Sattler Capstones: Computer ScienceAugust 19, 2022 2023-01-10 19:05
Sattler Capstones: Computer Science
Students have the opportunity to connect the skills they have learned at Sattler with what they are passionate about when they take on their capstone project. Seth Howell and Stephen Taylor, two computer science graduates from Sattler’s inaugural class, share how they did that below. Their work exemplifies how tools and practical skills learned through higher education can be used not only to improve and contribute to society around us, but also aid the devotional life of followers of Jesus. Read on to see how!

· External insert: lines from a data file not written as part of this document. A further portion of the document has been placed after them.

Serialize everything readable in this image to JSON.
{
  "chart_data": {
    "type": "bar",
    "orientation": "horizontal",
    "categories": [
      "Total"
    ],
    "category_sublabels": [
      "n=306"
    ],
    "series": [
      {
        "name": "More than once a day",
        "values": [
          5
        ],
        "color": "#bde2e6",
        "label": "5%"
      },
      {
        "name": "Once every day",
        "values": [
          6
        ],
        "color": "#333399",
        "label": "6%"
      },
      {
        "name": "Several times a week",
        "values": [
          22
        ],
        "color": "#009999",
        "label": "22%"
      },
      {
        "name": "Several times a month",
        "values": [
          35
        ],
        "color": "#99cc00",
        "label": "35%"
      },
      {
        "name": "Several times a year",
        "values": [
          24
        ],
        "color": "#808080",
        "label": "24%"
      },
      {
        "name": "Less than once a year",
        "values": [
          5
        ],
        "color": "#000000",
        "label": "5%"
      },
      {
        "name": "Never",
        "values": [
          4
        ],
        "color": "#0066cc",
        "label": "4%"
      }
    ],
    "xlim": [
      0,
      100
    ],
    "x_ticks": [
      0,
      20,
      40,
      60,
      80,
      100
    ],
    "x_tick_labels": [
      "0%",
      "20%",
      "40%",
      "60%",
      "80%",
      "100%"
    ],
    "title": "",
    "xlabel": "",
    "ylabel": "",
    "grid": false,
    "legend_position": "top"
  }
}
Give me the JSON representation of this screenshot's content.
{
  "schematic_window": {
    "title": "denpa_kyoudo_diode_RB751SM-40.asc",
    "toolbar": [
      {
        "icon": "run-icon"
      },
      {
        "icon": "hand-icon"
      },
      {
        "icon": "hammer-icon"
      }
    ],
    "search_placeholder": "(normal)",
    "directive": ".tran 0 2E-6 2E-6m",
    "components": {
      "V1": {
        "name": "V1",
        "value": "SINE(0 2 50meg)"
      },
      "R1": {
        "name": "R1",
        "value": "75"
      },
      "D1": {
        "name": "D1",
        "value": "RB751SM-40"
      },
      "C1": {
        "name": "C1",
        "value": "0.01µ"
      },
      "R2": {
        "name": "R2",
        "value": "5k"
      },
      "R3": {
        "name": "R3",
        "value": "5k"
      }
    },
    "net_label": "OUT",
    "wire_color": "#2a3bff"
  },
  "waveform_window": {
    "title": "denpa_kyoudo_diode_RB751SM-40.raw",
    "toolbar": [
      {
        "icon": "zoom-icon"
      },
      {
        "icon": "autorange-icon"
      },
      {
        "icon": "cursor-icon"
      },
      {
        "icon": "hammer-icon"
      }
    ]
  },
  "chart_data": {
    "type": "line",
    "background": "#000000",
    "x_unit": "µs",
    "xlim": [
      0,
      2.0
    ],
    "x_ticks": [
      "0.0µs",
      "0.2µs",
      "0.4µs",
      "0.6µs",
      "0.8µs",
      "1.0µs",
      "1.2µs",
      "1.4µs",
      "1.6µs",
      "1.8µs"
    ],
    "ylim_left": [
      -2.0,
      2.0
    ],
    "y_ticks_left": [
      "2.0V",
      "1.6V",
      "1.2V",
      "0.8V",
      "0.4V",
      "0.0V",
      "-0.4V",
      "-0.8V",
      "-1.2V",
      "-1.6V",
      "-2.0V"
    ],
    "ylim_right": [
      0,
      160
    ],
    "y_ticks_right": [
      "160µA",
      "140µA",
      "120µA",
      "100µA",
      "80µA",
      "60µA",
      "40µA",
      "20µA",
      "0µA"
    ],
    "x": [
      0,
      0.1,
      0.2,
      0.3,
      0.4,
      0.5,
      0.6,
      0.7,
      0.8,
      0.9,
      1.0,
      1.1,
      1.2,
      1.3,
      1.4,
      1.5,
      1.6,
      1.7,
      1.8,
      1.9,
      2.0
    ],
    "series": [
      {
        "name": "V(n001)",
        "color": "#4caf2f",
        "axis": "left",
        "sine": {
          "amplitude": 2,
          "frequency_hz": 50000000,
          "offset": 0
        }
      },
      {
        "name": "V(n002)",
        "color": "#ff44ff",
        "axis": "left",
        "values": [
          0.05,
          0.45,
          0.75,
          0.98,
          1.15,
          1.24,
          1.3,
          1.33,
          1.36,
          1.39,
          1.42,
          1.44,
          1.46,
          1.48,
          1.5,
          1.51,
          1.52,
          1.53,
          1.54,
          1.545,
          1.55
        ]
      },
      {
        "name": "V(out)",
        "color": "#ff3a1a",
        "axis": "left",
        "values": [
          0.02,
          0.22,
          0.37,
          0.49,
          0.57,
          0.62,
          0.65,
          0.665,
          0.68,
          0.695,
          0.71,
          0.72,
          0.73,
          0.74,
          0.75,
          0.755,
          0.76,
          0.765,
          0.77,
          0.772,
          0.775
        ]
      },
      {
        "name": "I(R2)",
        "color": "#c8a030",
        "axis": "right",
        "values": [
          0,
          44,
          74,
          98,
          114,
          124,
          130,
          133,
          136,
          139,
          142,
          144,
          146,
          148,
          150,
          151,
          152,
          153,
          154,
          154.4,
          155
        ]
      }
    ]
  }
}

Seth Howell, Crafting a Hebrew Literacy App for the Old Testament
I designed and built Tanakh Reader, a Hebrew literacy application for smartphones. The app contains the entire Hebrew Old Testament, enriched with grammatical content, vocabulary acquisition tools, personalized data, and an incremental ordering of texts based on difficulty. I hope to publish it to the app store for Android and iOS at a future date.
First and foremost, I love biblical Hebrew. Reading ancient narrative and poetry in the original language has brought it to life in a new way. Especially digging into texts that drip with messianic anticipation, like Isaiah 53 and Zechariah 12. Or encountering the liberating Hebrew perception of women entailed in the ezer of Genesis 2:18. I want the Hebrew text to come alive for everyone willing to put in the time to learn. But when it comes to engaging the text, I’ve found bible study software to be cumbersome and distracting. And bare-bones Hebrew bibles lack the vocabulary tools and progress metrics to keep people motivated. As a computer programmer, I’m able to bridge that gap and offer Hebrew readers a way to measure their progress.
My capstone journey began with a quest for Hebrew data. Dr. Scheumann introduced me to the work of the Eep Talstra Centre for Bible and Computer (ETCBC), a group of researchers who have compiled the Masoretic Text and tagged it with a vast amount of grammatical data. After familiarizing myself with data from ETCBC, I wrote code to assess textual reading difficulty and generated over 1,900 subtexts from the Old Testament. I then took online courses for an app-development framework called Flutter and began building the application in a programming language called Dart. Over the course of the Spring semester, I continued to develop the app and implement user feedback. After lots of research, evaluating existing Hebrew tools, networking with computational linguists, collaborating with Dr. Scheumann, and coding, I completed the final app prototype.
Stephen Taylor, “Benedict Option”
For my capstone, I built a web app called the “Benedict Option” that helps users foster their prayer life. My app accomplishes this by providing users an accessible way to pray through scripture and liturgical prayers. Users can choose the length of time they want to spend during a prayer session as well as pick different genres of liturgies or scripture to pray through. A key emphasis is on fostering this prayer life in a communal way online in the app.
My inspiration for my capstone came from reading Rod Dreher’s book The Benedict Option. Dreher emphasizes the need for Christians today to foster tight-knit communities grounded in prayer and scripture to avoid the temptations we face today. He offers some practical points on the value of liturgical prayer in a communal context to accomplish this. This inspired me to make an app that tries to implement this.
The most interesting component of my capstone is how it allows users to form groups and pray liturgies and scriptures together in a “zoom-like” interface that is built into the app. The user interface allows people to see both the scripture or liturgy they would like to pray through as a group as well as their friends who are in the video chat. This saves a lot of headache from having to mess with zoom.